Incertidumbre política pone en pausa reestructuración de Petroperú y compañía deteriora aún más su situación financiera La petrolera estatal peruana ya suma su cuarto presidente en lo que va de 2026 y registró una caída de 21,43% en sus ingresos durante el primer trimestre del año. Noticias destacadas Petroperú, la mayor empresa estatal de hidrocarburos de Perú, enfrenta una nueva fase de incertidumbre en medio del deterioro financiero que atraviesa la compañía y las dudas sobre el futuro de su reorganización.
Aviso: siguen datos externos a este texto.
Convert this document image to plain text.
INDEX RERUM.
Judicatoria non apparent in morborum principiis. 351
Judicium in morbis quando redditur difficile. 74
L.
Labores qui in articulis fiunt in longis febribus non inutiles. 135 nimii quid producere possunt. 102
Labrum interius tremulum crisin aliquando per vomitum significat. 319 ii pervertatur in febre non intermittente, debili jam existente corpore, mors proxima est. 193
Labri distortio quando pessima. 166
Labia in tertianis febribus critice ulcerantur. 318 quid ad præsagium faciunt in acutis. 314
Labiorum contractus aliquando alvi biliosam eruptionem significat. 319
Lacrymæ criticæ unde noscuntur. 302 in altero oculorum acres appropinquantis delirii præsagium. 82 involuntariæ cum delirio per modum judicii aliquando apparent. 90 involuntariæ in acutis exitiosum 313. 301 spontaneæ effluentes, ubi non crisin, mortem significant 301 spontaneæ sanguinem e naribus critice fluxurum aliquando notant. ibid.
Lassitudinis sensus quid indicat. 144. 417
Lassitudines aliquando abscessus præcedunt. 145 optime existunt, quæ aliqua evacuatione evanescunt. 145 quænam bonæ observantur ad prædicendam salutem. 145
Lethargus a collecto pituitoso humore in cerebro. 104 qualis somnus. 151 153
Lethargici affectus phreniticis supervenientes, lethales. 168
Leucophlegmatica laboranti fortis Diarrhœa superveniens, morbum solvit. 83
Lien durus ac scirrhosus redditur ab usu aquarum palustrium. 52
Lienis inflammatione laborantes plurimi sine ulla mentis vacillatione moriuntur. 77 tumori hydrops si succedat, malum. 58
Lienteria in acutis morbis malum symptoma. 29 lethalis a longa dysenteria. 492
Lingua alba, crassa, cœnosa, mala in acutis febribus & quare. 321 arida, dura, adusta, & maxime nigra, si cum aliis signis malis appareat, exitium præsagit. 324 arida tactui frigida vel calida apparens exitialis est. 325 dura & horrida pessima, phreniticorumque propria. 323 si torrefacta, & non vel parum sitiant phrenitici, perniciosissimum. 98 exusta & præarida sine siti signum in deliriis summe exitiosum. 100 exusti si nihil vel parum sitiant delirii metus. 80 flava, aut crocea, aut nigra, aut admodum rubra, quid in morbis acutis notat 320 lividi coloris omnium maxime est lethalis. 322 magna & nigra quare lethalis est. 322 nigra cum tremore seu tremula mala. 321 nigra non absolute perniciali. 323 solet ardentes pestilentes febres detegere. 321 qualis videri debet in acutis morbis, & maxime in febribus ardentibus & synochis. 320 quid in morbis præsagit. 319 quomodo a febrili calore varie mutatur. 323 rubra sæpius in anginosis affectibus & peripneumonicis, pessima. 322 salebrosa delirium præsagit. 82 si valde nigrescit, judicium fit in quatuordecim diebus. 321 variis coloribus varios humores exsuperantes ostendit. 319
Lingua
Y es que la Comisión de Energía y Minas del Congreso peruano decidió suspender temporalmente el debate del proyecto que buscaba derogar el decreto de urgencia impulsado por el Ejecutivo como parte del proceso de reestructuración iniciado en 2022 para reorganizar patrimonial y financieramente a la compañía. La iniciativa parlamentaria pretendía frenar mecanismos de promoción de inversión privada en la empresa estatal bajo el argumento de evitar una eventual privatización y resguardar la soberanía energética del país.
Sin embargo, durante la sesión realizada el martes, los legisladores optaron por aplazar la votación y priorizar la recopilación de opiniones técnicas de entidades como el Ministerio de Economía y Finanzas (MEF), el Ministerio de Energía y Minas (Minem), ProInversión e Indecopi, antes de continuar con la discusión de fondo sobre el futuro de la normativa. La suspensión del debate legislativo se produjo días después de que la compañía anunciara un nuevo cambio en su directorio.
La Junta General de Accionistas acordó el sábado 2 de mayo designar a Edmundo Lizarzaburu Bolaños como presidente del directorio, convirtiéndose en el cuarto ejecutivo en encabezar la petrolera en lo que va de 2026 y el número 14 en los últimos cinco años. Lizarzaburu reemplazó a Roger Arévalo Ramírez, quien la semana pasada advirtió que el deterioro financiero de la estatal amenazaba con paralizar refinerías clave del país y generar problemas en el abastecimiento de combustibles.
El entonces presidente de Petroperú solicitó un financiamiento superior a US$ 2.000 millones con garantía estatal para evitar la detención de operaciones y asegurar la continuidad del suministro. Dicha advertencia se produjo luego de la paralización de la refinería de Iquitos, ubicada en la provincia de Maynas, y en medio del riesgo de un eventual cese de operaciones en las plantas de Talara y Conchán -ubicadas en las provincias de Talara y Lima-, debido a la falta de recursos para adquirir materias primas.